Conversely, several commodity categories experienced declines, revealing sector-specific challenges:

  • Coal shipments: Dropped by 1,878 carloads to 55,508, aligning with America's energy transition away from coal toward renewables and natural gas.
  • Motor vehicles and parts: Fell by 1,672 carloads (14,917 total), likely impacted by persistent semiconductor shortages and supply chain disruptions, along with evolving demand patterns in the automotive sector.
  • Nonmetallic minerals: Declined by 564 carloads (32,563 total), possibly due to slowed construction activity or material substitution.

Intermodal Weakness: The Congested Highway

Intermodal transport—particularly container shipments—functions as the metropolitan highway system in modern logistics networks. However, this week's intermodal performance disappointed, with container and trailer volumes reaching 269,719 units, representing a 6.4% year-over-year decline and underperforming recent weekly benchmarks. Port congestion, truck driver shortages, and shifting consumer demand patterns may all contribute to this downturn.

Year-to-Date Perspective: Continued Expansion

Despite recent fluctuations, cumulative data through 2025's first 44 weeks shows ongoing growth in U.S. rail freight. Total carloads reached 9,780,010 (up 1.9% year-over-year), while intermodal units hit 11,942,436 (up 2.8%). These figures suggest resilient economic fundamentals, with rail freight serving as a reliable economic barometer.
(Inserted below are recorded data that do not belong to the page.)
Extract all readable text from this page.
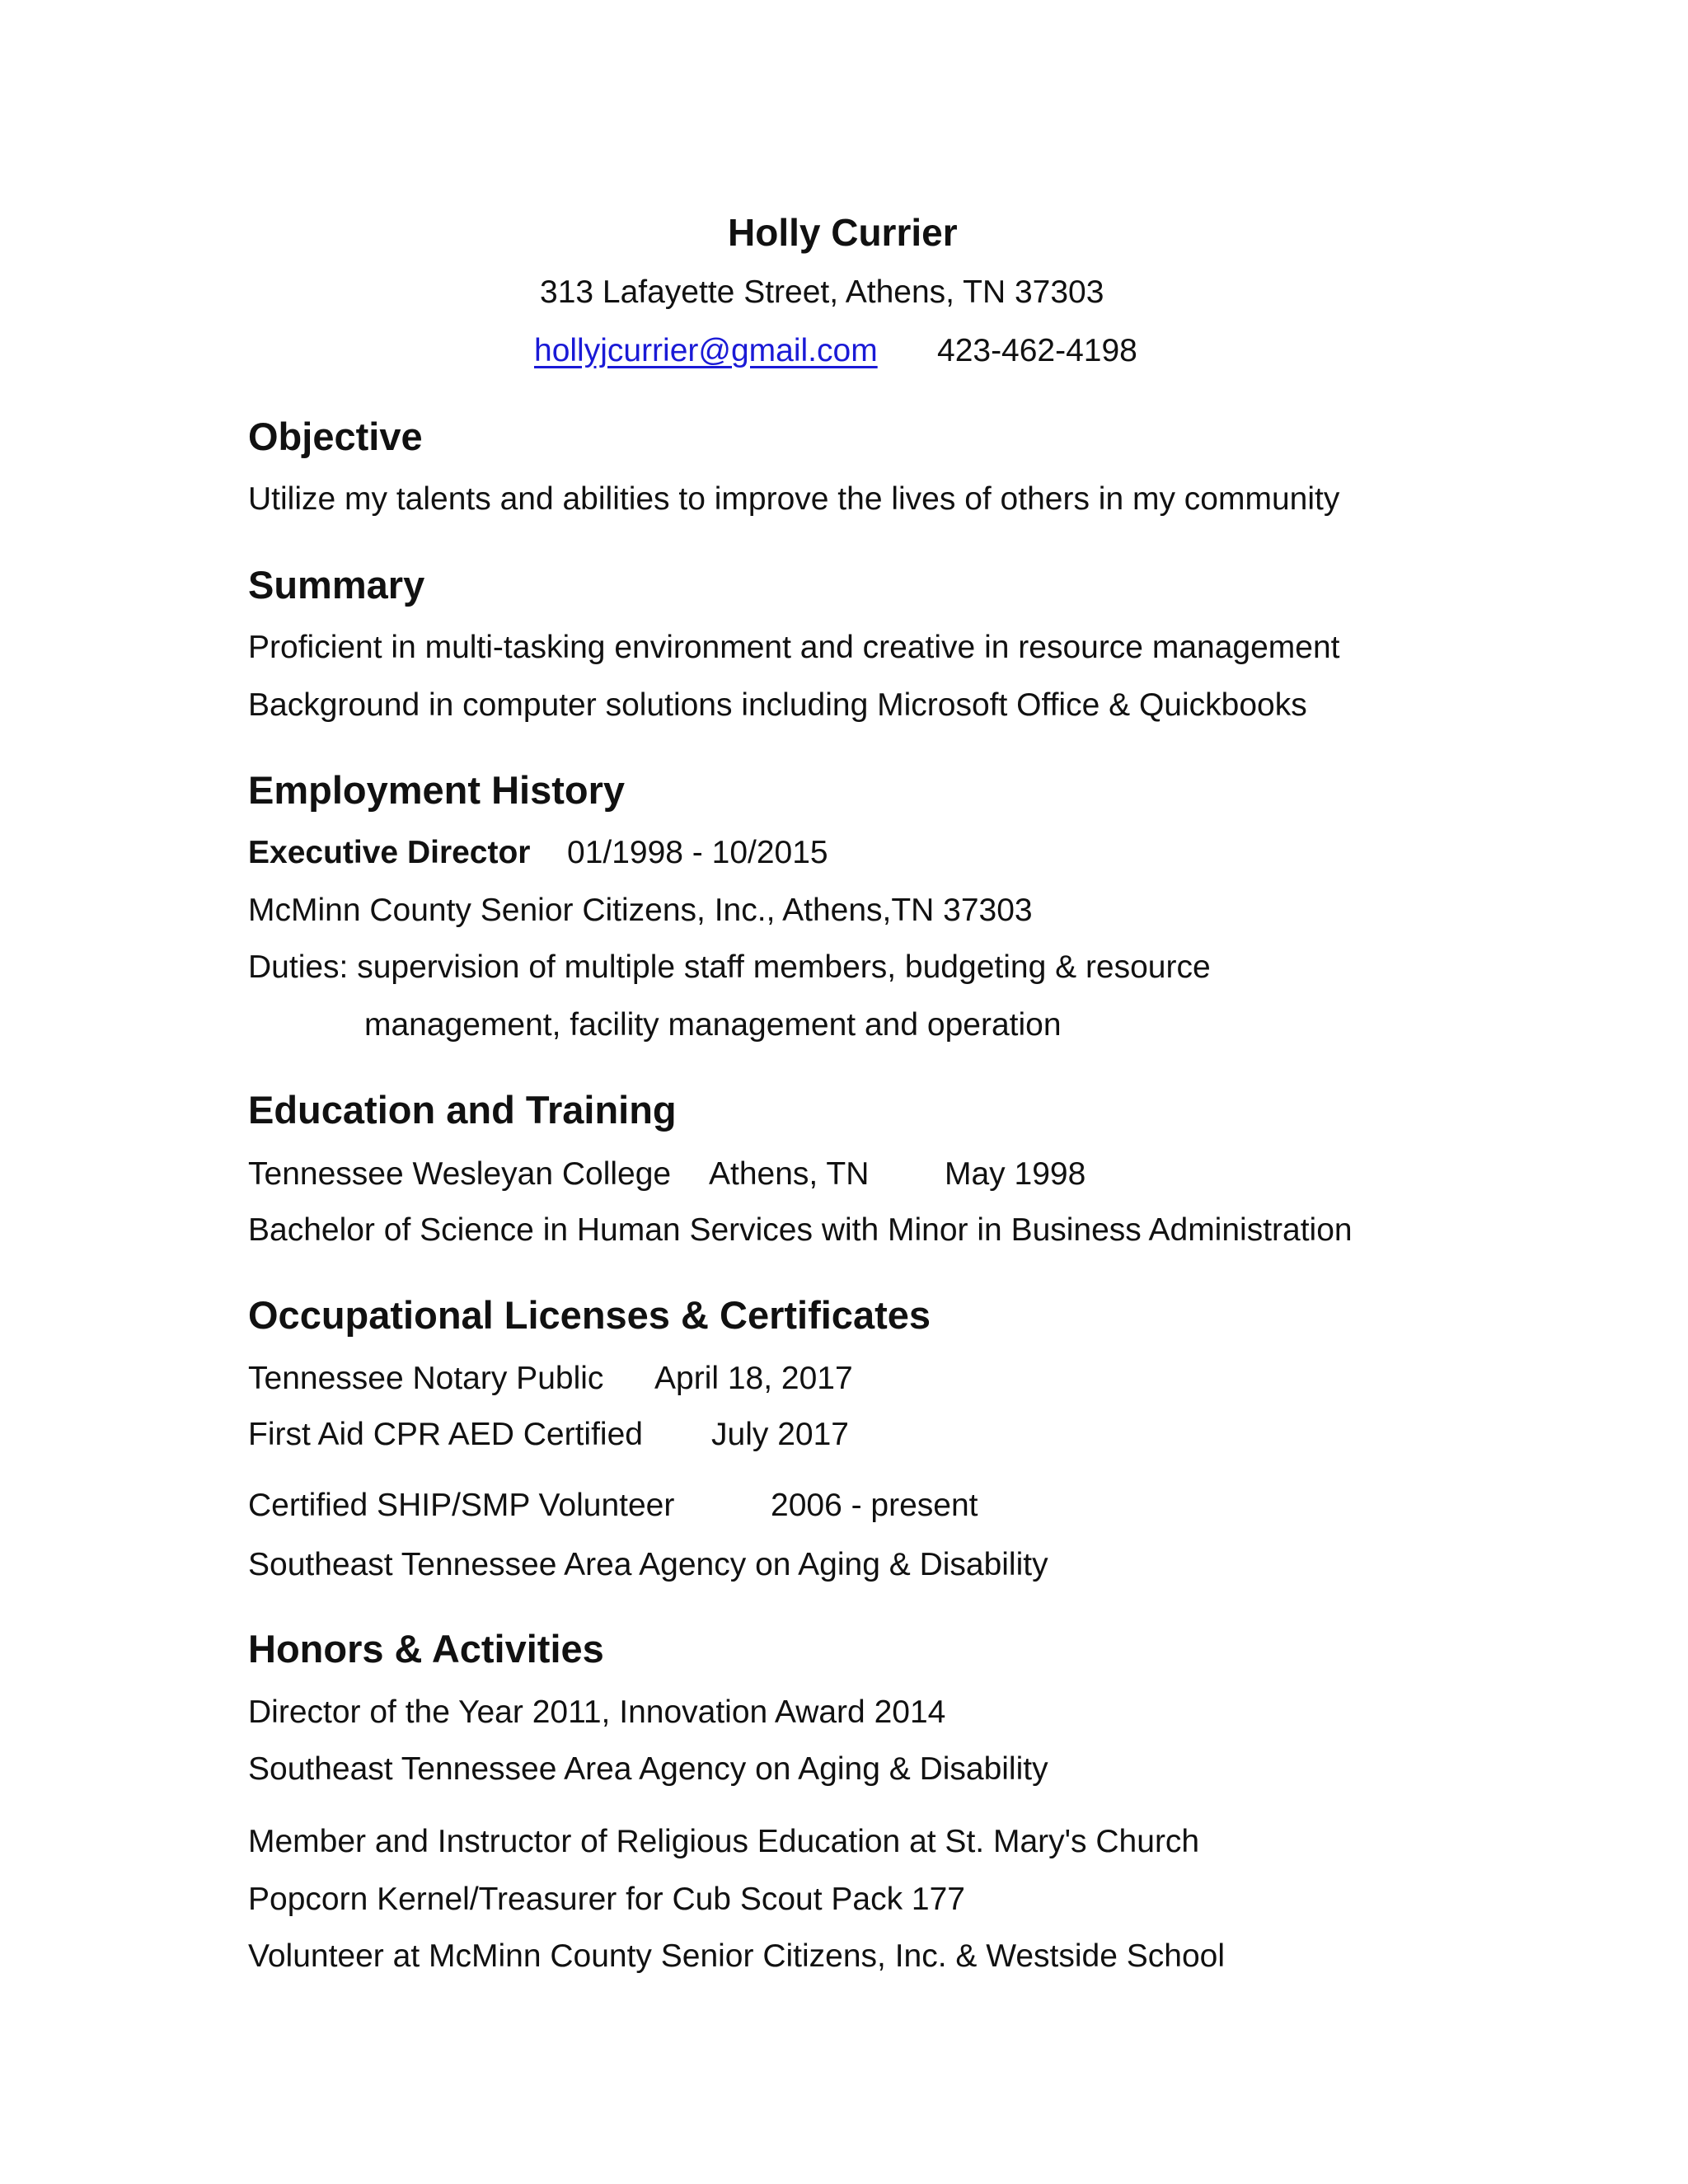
Holly Currier
313 Lafayette Street, Athens, TN 37303
hollyjcurrier@gmail.com 423-462-4198
Objective
Utilize my talents and abilities to improve the lives of others in my community
Summary
Proficient in multi-tasking environment and creative in resource management
Background in computer solutions including Microsoft Office & Quickbooks
Employment History
Executive Director 01/1998 - 10/2015
McMinn County Senior Citizens, Inc., Athens,TN 37303
Duties: supervision of multiple staff members, budgeting & resource
management, facility management and operation
Education and Training
Tennessee Wesleyan College Athens, TN May 1998
Bachelor of Science in Human Services with Minor in Business Administration
Occupational Licenses & Certificates
Tennessee Notary Public April 18, 2017
First Aid CPR AED Certified July 2017
Certified SHIP/SMP Volunteer	2006 - present
Southeast Tennessee Area Agency on Aging & Disability
Honors & Activities
Director of the Year 2011, Innovation Award 2014
Southeast Tennessee Area Agency on Aging & Disability
Member and Instructor of Religious Education at St. Mary's Church
Popcorn Kernel/Treasurer for Cub Scout Pack 177
Volunteer at McMinn County Senior Citizens, Inc. & Westside School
Structural Shifts and Future Prospects

Rail freight volumes respond to numerous variables: macroeconomic conditions, industrial restructuring, regulatory changes, and unexpected events. Potential global recessionary pressures could reduce trade volumes, while clean energy policies may further diminish coal shipments. Supply chain disruptions from natural disasters or geopolitical conflicts also pose risks.

Looking ahead, U.S. rail freight faces both opportunities and challenges. Growing populations and economic expansion should drive demand, while competition from trucking, air cargo, and pipelines intensifies. Environmental regulations and technological advancements will significantly influence the sector's trajectory.

Rail operators must innovate—adopting energy-efficient locomotives, optimizing routes, implementing automation, and strengthening multimodal partnerships—to maintain competitiveness. Proactive engagement with policymakers will also prove crucial for securing favorable regulatory frameworks.

Conclusion: Stability Amid Transformation

The November 1 data reveals short-term declines in both rail carloads and intermodal units, though annual trends remain positive. Divergent sector performances reflect broader economic restructuring and evolving market demands. Like urban planners continuously refining city blueprints, rail operators must adapt strategically to maintain relevance in an increasingly complex transportation ecosystem.